Despite being in the ‘perfect place for something like that to happen’, the hospital decided to ‘just monitor the situation’ for two-and-a-half hours, despite Mrs Smith bleeding ‘a lot’, Mr Smith said.
But she was subsequently rushed for an emergency C-section.
Isaac was stillborn and then resuscitated – but had suffered catastrophic brain damage due to a lack of oxygen following the placenta abruption.
Isaac was transferred to St Thomas’ in London, where he underwent brain cooling – a treatment to stop further brain damage taking place.
But he subsequently passed away six days later when his life support machine was switched off.
Mr Smith, who now has a daugher, said he spent the next few years ‘living in shock’ and began to understand how taboo the subject of baby loss is.
He said: ‘Friends we’d had for years struggled to talk to us because they didn’t know what to say and were scared to say something that may upset us.
‘The reality was that we wanted to talk about Isaac — he was a real person who spent time on this earth and the last thing we’d ever want is for him to be forgotten’.
In the weeks following Isaac’s death, Mr Smith and his wife were informed that ‘something wasn’t adding up in the timeline around his birth’.
St Thomas’ subsequently launched an initial investigation into the hospital where Isaac was born.

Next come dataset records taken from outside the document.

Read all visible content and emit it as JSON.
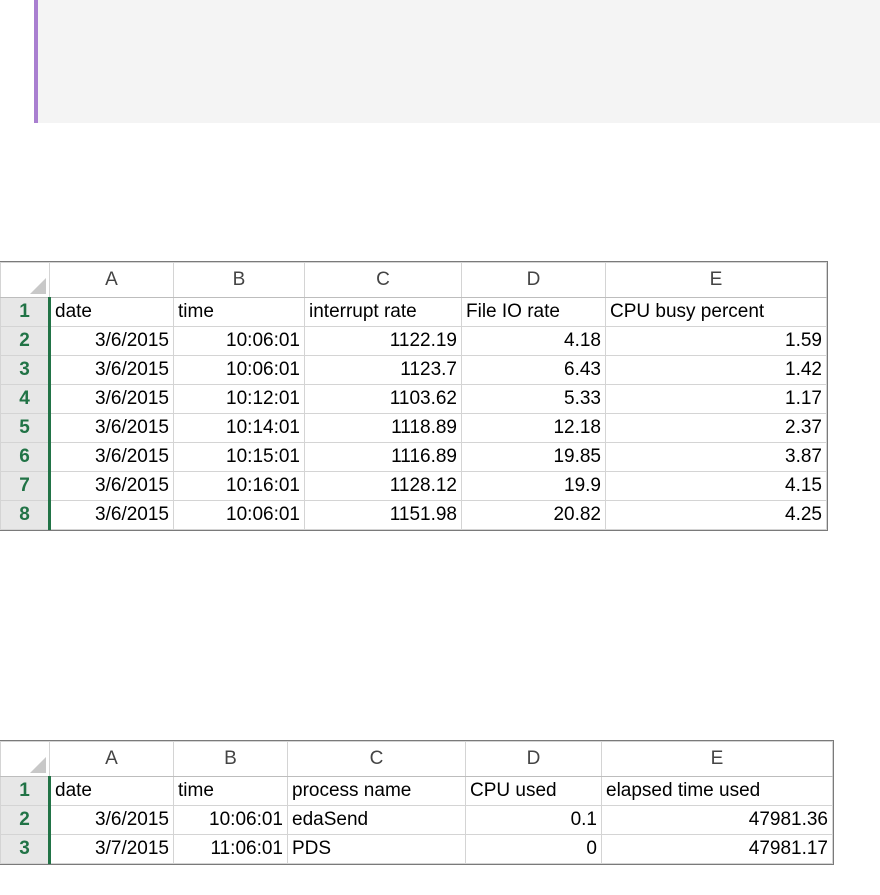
{
  "sheet1": {
    "columns": [
      "A",
      "B",
      "C",
      "D",
      "E"
    ],
    "rows": [
      {
        "num": "1",
        "cells": [
          "date",
          "time",
          "interrupt rate",
          "File IO rate",
          "CPU busy percent"
        ]
      },
      {
        "num": "2",
        "cells": [
          "3/6/2015",
          "10:06:01",
          "1122.19",
          "4.18",
          "1.59"
        ]
      },
      {
        "num": "3",
        "cells": [
          "3/6/2015",
          "10:06:01",
          "1123.7",
          "6.43",
          "1.42"
        ]
      },
      {
        "num": "4",
        "cells": [
          "3/6/2015",
          "10:12:01",
          "1103.62",
          "5.33",
          "1.17"
        ]
      },
      {
        "num": "5",
        "cells": [
          "3/6/2015",
          "10:14:01",
          "1118.89",
          "12.18",
          "2.37"
        ]
      },
      {
        "num": "6",
        "cells": [
          "3/6/2015",
          "10:15:01",
          "1116.89",
          "19.85",
          "3.87"
        ]
      },
      {
        "num": "7",
        "cells": [
          "3/6/2015",
          "10:16:01",
          "1128.12",
          "19.9",
          "4.15"
        ]
      },
      {
        "num": "8",
        "cells": [
          "3/6/2015",
          "10:06:01",
          "1151.98",
          "20.82",
          "4.25"
        ]
      }
    ]
  },
  "sheet2": {
    "columns": [
      "A",
      "B",
      "C",
      "D",
      "E"
    ],
    "rows": [
      {
        "num": "1",
        "cells": [
          "date",
          "time",
          "process name",
          "CPU used",
          "elapsed time used"
        ]
      },
      {
        "num": "2",
        "cells": [
          "3/6/2015",
          "10:06:01",
          "edaSend",
          "0.1",
          "47981.36"
        ]
      },
      {
        "num": "3",
        "cells": [
          "3/7/2015",
          "11:06:01",
          "PDS",
          "0",
          "47981.17"
        ]
      }
    ]
  },
  "colors": {
    "row_header_accent": "#217346",
    "callout_border": "#a97fd0"
  }
}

Mr and Mrs Smith then requested an external inquiry.
The external probe found more than 30 errors during Isaac’s birth and concluded that he would have survived with no brain damage if the correct procedures had been followed after medics discovered the placenta abruption.
Mr Smith was later called upon as an expert witness to the Health and Social Care Select Committee to tell Isaac’s story as part of a review into the safety of maternity services.

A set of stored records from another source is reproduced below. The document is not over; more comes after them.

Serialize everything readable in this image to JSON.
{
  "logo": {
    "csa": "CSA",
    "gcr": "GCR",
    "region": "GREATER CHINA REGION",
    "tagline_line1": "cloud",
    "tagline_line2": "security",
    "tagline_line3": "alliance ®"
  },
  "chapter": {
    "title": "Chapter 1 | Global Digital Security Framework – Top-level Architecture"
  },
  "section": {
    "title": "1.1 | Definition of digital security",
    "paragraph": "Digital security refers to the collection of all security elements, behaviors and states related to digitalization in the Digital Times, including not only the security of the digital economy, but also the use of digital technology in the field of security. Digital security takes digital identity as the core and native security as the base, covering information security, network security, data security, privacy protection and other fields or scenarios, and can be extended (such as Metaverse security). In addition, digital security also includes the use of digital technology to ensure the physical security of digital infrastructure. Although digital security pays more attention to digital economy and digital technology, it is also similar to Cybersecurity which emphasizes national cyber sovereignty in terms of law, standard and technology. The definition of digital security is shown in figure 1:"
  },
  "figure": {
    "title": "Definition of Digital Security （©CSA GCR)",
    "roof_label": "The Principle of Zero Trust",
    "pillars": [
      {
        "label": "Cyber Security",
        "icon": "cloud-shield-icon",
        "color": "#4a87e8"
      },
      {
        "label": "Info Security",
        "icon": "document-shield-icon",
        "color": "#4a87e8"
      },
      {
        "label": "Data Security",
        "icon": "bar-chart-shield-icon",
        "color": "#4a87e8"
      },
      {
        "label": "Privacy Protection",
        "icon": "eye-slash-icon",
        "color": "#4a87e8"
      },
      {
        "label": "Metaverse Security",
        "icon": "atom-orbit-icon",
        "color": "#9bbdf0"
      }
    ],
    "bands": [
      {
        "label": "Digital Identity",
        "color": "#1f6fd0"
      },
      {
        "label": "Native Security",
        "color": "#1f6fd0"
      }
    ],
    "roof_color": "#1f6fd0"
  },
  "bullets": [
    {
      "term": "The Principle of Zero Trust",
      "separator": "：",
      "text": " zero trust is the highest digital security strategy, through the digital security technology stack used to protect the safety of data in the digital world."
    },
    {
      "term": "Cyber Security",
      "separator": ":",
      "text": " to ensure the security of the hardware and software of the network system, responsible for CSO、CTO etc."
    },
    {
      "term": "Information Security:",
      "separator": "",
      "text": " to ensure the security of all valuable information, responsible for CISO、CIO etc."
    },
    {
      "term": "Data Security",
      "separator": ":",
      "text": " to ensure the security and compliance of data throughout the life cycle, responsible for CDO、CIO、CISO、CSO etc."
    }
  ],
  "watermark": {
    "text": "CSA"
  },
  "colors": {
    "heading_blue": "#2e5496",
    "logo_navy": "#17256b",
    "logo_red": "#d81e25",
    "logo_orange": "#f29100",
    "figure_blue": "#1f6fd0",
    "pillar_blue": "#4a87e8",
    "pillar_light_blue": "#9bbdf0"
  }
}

Reflecting on how the last decade has affected his mental health, Mr Smith said: ‘I never really suffered with mental health issues until a year after Isaac passed away.

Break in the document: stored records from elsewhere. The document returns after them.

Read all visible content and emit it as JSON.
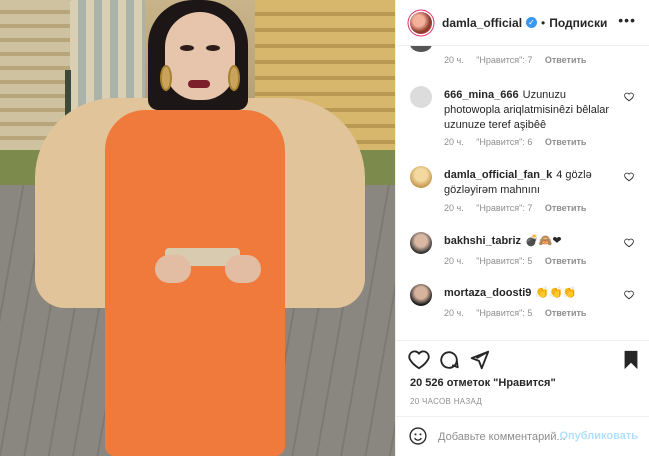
{
  "header": {
    "username": "damla_official",
    "separator": "•",
    "follow_label": "Подписки",
    "more_label": "•••"
  },
  "comments": [
    {
      "meta": {
        "time": "20 ч.",
        "likes": "\"Нравится\": 7",
        "reply": "Ответить"
      }
    },
    {
      "username": "666_mina_666",
      "text": "Uzunuzu photowopla ariqlatmisinêzi bêlalar uzunuze teref aşibêê",
      "meta": {
        "time": "20 ч.",
        "likes": "\"Нравится\": 6",
        "reply": "Ответить"
      }
    },
    {
      "username": "damla_official_fan_k",
      "text": "4 gözlə gözləyirəm mahnını",
      "meta": {
        "time": "20 ч.",
        "likes": "\"Нравится\": 7",
        "reply": "Ответить"
      }
    },
    {
      "username": "bakhshi_tabriz",
      "text": "💣🙈❤",
      "meta": {
        "time": "20 ч.",
        "likes": "\"Нравится\": 5",
        "reply": "Ответить"
      }
    },
    {
      "username": "mortaza_doosti9",
      "text": "👏👏👏",
      "meta": {
        "time": "20 ч.",
        "likes": "\"Нравится\": 5",
        "reply": "Ответить"
      }
    }
  ],
  "likes_text": "20 526 отметок \"Нравится\"",
  "timestamp": "20 ЧАСОВ НАЗАД",
  "add_comment": {
    "placeholder": "Добавьте комментарий...",
    "post_label": "Опубликовать"
  },
  "icons": {
    "like": "heart-icon",
    "comment": "comment-icon",
    "share": "share-icon",
    "save": "bookmark-icon",
    "emoji": "emoji-icon",
    "verified": "verified-badge-icon"
  },
  "colors": {
    "verified": "#3897f0",
    "post_button_disabled": "#b2dffc",
    "meta_text": "#8e8e8e"
  }
}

‘One day in work I was suddenly unable to breathe and realised I was having my first ever panic attack.
‘I think that’s why I continue to run so much.
‘In the early days, after Isaac passed away, I used to go running as a way of getting out the house and talking to Isaac.
‘It gave me time to get things straight in my own head and think about my son.’
He ran the London Marathon last weekend and is set to run the Royal Parks Half Marathon in London this Sunday. The course goes through Hyde Park, Green Park, St James’s Park and Kensington Gardens.
He is raising money for The Evelina Children’s Hospital — the department within St Thomas’ that looked after Isaac after he was born.
To date, Mr Smith and his family have raised over £48,000 for the hospital through a JustGiving page. But he hopes his race will boost the amount over £50,000.
He said: ‘It would be a dream to hit £50,000.
‘This would supply the Evelina Children’s Hospital with two sets of life saving equipment, and it would mean the world to me to give back to a place that has helped me so much over the years.’
Mr Smith added: ‘I’m rather overweight these days, so with no PB [personal best] in sight, I thought I’d compete in a giant tiger suit to see if I can convince people to donate and get us to that elusive £50,000 mark.
‘I’ve been told many times that I’m silly to put my body through these challenges when I’m not the most physically fit, but I draw my strength from my son, my family, and the desire to help other families who have also lost a child.’
Reflecting on his thoughts on both race-day and beyond, Darren says: ‘I’m looking forward to seeing my family and friends on the sidelines alongside some of the staff from the Evelina Children’s Hospital — I’m hoping to get my daughter over the barriers to join me for the last 50-metres of so which will be very emotional I’m sure.
‘I have no plans to stop raising money either.
‘Part of me has always wanted to bike from Lands End to John O Groats, and another part of me has always wanted to try an ultra-marathon — I’d need to be a lot fitter before I tried any of those.
‘We just want to help the Evelina team as much as we can.
‘They have done so much for us as a family, and so many other families around the country, and we just want to give back and show them how truly grateful we really are.’